Here, Peerless takes issue with the Court's finding on summary judgment that a noncompetition agreement contained within a contract between Peerless and Local Access is enforceable under Illinois law.1 Peerless correctly cites the controlling law that noncompetition agreements are only permitted in contexts where the agreement serves a protectable interest recognized under Illinois law. Peerless then argues that Illinois courts recognize only three situations where such a protectable interest arises: employment contracts, joint partnerships, and contracts for the sale of a business. Since the contract between Peerless and Local Access does not fall directly within any of these contexts, Peerless concludes that the Court's decision was either incorrect or expanded the scope of Illinois law regarding the types of interests which may be protected by a noncompetition agreement.

To the extent Peerless contends that the Court misapplied Illinois law in finding the noncompetition agreement enforceable, Peerless's position is not enough to amount to a substantial difference of opinion. See McFarlin, 381 F.3d at 1259.
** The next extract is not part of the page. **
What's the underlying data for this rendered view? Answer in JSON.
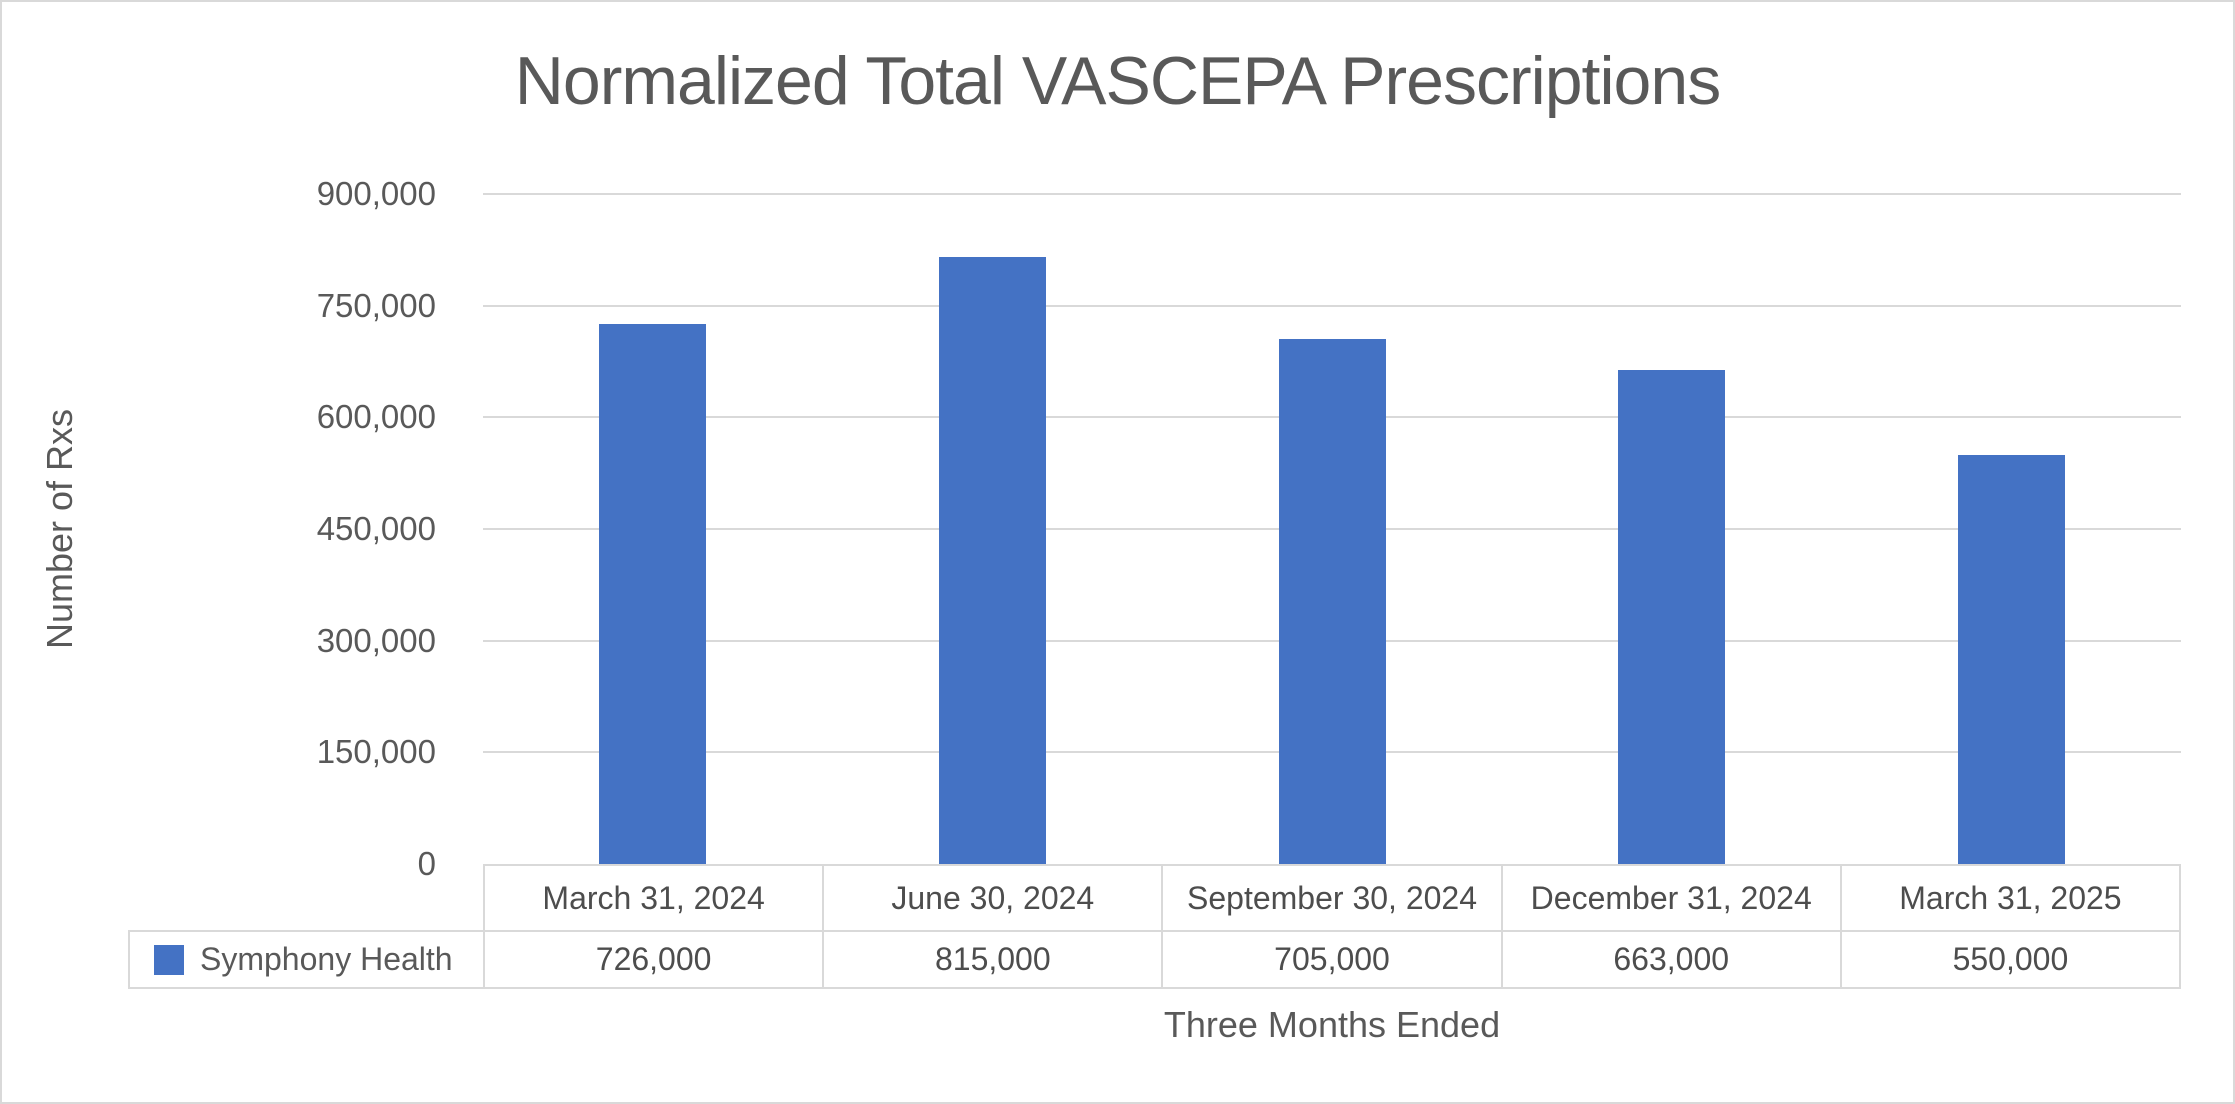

To the extent Peerless believes the Court has pioneered new ground in the area if Illinois noncompetition law, Peerless is mistaken. As explained in the Court's Order resolving Peerless's motion for reconsideration, Illinois courts and courts applying Illinois law have historically enforced noncompetition agreements in a wide range of business dealings outside the contexts of employment contracts, joint partnerships, or contracts for the sale of a business. See, e.g., Liautaud v. Liautaud, 221 F.3d 981, 986 (7th Cir. 2000) (observing that any "valid transaction may support a covenant not to compete" under Illinois law, and enforcing a noncompetition agreement made as a condition for one party gifting his trade secrets to another); McDonald's Sys., Inc. v. Sandy's Inc., 195 N.E.2d 22, 31 (Ill. App. Ct. 1963) (enforcing noncompetition agreement contained within franchise contract); Am. Sand & Gravel Co. v. Chi. Gravel Co., 184 Ill.App. 509, 525 (Ill. App. Ct. 1914) (enforcing noncompetition agreement contained within exclusivity contract); cf. Owens Trophies, Inc. v. Bluestone Designs & Creations, Inc., No. 12 C 7670, 2014 WL 5858261, at *4 n.5 (N.D. Ill. Nov. 12, 2014) (noting that "the employer-employee and sale of a business frameworks are not the only categories of non-competition agreements"). Accordingly, Illinois law directly supports the enforceability of the noncompetition agreement in this case, which the Court has found to protect Local Access's legitimate interest in the success of its company. See Cent. Water Works Supply, Inc. v. Fisher, 608 N.E.2d 618, 623 (Ill. App. Ct. 1993) (finding the success of a company to be a legitimate business interest protectable under Illinois law by a noncompetition agreement). There is consequently no substantial ground for difference of opinion on the question Peerless asks this Court to certify.

III. CONCLUSION

Accordingly, it is ORDERED AND ADJUDGED that Defendant's Motion to Certify Interlocutory Appeal (Doc. 258) is DENIED.

DONE AND ORDERED.

FootNotes


1. Due to a choice of law provision in the contract, the Court applies Illinois law to Local Access's breach of contract claim against Peerless.